Young Lyndsay E A, Shoben Chelsea, Ricci Kyra, Williams Daniel C
a Department of Biology , Coastal Carolina University , Conway , SC , USA.
J Neurogenet. 2019 Mar;33(1):1-9. doi: 10.1080/01677063.2018.1531857. Epub 2018 Nov 29.

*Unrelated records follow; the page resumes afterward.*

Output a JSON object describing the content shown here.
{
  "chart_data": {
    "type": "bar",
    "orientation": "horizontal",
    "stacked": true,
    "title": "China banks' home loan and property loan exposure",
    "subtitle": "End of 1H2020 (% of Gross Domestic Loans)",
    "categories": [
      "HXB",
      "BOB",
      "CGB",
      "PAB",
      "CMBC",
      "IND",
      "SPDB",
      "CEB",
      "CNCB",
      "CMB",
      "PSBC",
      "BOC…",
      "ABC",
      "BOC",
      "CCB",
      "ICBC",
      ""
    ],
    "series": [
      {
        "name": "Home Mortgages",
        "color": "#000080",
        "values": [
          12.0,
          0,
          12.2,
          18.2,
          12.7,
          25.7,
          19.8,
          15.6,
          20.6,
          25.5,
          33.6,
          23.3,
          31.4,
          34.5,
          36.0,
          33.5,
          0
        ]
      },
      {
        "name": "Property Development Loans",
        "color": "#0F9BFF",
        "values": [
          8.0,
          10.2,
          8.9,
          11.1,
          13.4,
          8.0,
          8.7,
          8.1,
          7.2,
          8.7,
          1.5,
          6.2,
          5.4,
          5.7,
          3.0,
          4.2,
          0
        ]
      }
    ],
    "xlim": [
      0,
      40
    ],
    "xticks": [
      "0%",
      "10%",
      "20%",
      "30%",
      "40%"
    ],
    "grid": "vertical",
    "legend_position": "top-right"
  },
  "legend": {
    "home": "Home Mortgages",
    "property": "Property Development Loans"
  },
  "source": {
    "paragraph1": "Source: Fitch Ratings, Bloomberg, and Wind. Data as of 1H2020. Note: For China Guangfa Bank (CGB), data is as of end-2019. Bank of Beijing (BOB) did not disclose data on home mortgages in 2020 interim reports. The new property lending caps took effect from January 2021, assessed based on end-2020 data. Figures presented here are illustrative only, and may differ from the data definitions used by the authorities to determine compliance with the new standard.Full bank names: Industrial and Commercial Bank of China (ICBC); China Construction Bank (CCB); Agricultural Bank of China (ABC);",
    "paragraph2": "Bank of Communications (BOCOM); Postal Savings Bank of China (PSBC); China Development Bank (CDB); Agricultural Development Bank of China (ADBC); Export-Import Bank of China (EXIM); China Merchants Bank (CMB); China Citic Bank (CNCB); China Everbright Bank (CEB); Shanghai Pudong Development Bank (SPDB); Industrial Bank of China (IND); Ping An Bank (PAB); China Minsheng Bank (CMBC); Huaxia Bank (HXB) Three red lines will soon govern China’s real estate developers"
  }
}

In C. elegans, neurodegeneration induced by excitotoxicity or aggregation of misfolded proteins is dependent on genes involved in calcium release from the endoplasmic reticulum. Reactive oxygen species (ROS) can also induce neurodegeneration, but the relationship between ROS-mediated neurodegeneration and calcium has not been established. We activated KillerRed in the GABA neurons of C. elegans to produce ROS that leads to functional loss and structural degeneration of these neurons and demonstrated that the severity of neurodegeneration was dependent on extent of KillerRed activation. To genetically examine the role of calcium in ROS-mediated neurodegeneration, we measured functional neurodegeneration in itr-1 (inositol trisphosphate receptor), crt-1 (caltreticulin), and unc-68 (ryanodine receptor) mutants. Similar to other neurotoxic conditions, neurodegeneration triggered by KillerRed was reduced in itr-1 and crt-1 mutants. Somewhat unexpectedly, genetic or pharmacological disruption of unc-68 had a minimal effect on neurodegeneration. Our results indicate ROS-mediated neurodegeneration occurs through a conserved calcium regulated mechanism and suggest that components of the degeneration process have different sensitivities to ROS.
在秀丽隐杆线虫中,由兴奋性毒性或错误折叠蛋白聚集诱导的神经退行性变依赖于参与内质网钙释放的基因。活性氧(ROS)也可诱导神经退行性变,但ROS介导的神经退行性变与钙之间的关系尚未明确。我们在秀丽隐杆线虫的GABA神经元中激活了KillerRed以产生ROS,导致这些神经元功能丧失和结构退化,并证明神经退行性变的严重程度取决于KillerRed的激活程度。为了从遗传学角度研究钙在ROS介导的神经退行性变中的作用,我们检测了肌醇三磷酸受体(itr-1)、钙网蛋白(crt-1)和兰尼碱受体(unc-68)突变体中的功能性神经退行性变。与其他神经毒性情况类似,itr-1和crt-1突变体中由KillerRed触发的神经退行性变有所减轻。有点出乎意料的是,unc-68的基因或药理学破坏对神经退行性变的影响最小。我们的结果表明,ROS介导的神经退行性变通过一种保守的钙调节机制发生,并提示退变过程的组成部分对ROS具有不同的敏感性。